Blockstream / greenlight

Build apps using self-custodial lightning nodes in the cloud
https://blockstream.github.io/greenlight/getting-started/
MIT License
109 stars 27 forks source link

Version 0.2: Bump all versions to 0.2 #416

Closed ErikDeSmedt closed 2 months ago

ErikDeSmedt commented 4 months ago

This is a commit which prepares us to launch version 0.2.

cdecker commented 3 months ago

Let me try to see if I can add rationales to the changes here:

Can you elaborate a bit on why you prefer to remove the lockfile on cln-version-manager?

The usual suggestion would be for libraries to not have a lock file, and scripts and tools that are likely to be installed as standalone tools, to specify a lock file. This is because libraries will be combined with other libraries and tools as a dependency, and if the lock files are too strict (which they are almost guaranteed to be since only single versions can be locked to) then the resolver of the dependee may not be able to find a solution for them, failing the install. Standalone tools are on the other side of the spectrum, being standalone, if we can write a lock file, that lock file should also be valid for a user installation, and can considerably speed up the installation, and prevent untested version combinations. As for CLNVM, it is a standalone tool, but only used in other projects where we may have other dependencies that could clash with CLNVM's lock file, hence we likely don't want to be too pedantic with it.

Can removing the lockfile from the cln-version-manager break the CI if there are updates to upstream libs that are e.g. not semver compatible?

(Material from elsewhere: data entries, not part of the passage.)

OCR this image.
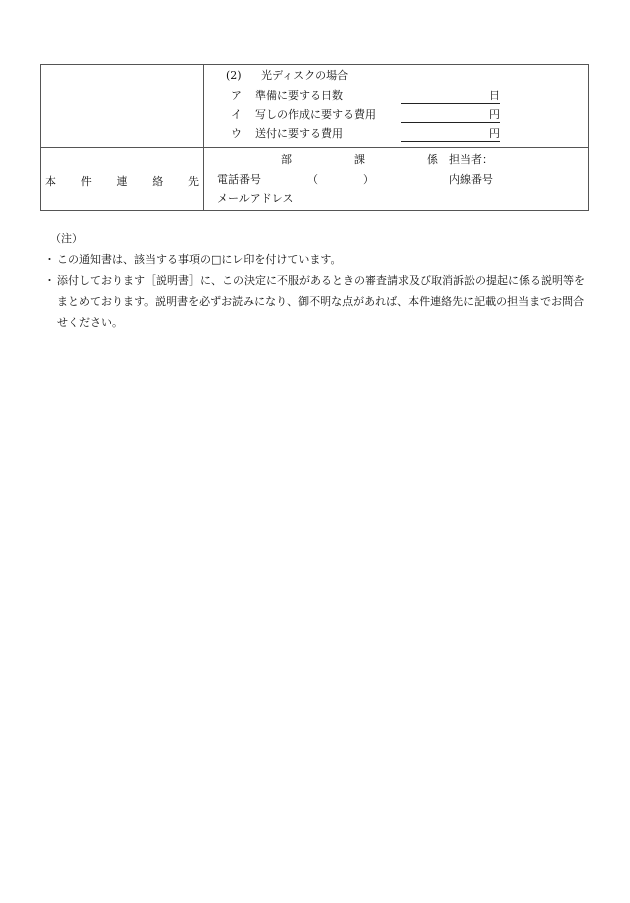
(2) 光ディスクの場合
ア 準備に要する日数	日
イ 写しの作成に要する費用	円
ウ 送付に要する費用	円
本 件 連 絡 先
部	課	係 担当者：
電話番号	（	）	内線番号
メールアドレス
（注）
・ この通知書は、該当する事項の□にレ印を付けています。
・ 添付しております［説明書］に、この決定に不服があるときの審査請求及び取消訴訟の提起に係る説明等をまとめております。説明書を必ずお読みになり、御不明な点があれば、本件連絡先に記載の担当までお問合せください。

That's exactly the risk, however breakage in CI is preferable over breakage on a user device, as the latter is harder to debug, and gives users a bad experience that can be offputting.

Can removing the lockfile result in local breakage during development (same way as CI for example but through gl-testing)?

That's what we have the top-level lock files for: they subsume CLNVM, gl-testing and all of their combined transitive dependencies, and as such there is no leeway for CI and dev setups to chose, resulting in reproducible issues (assuming the deb setup has not drifted of course).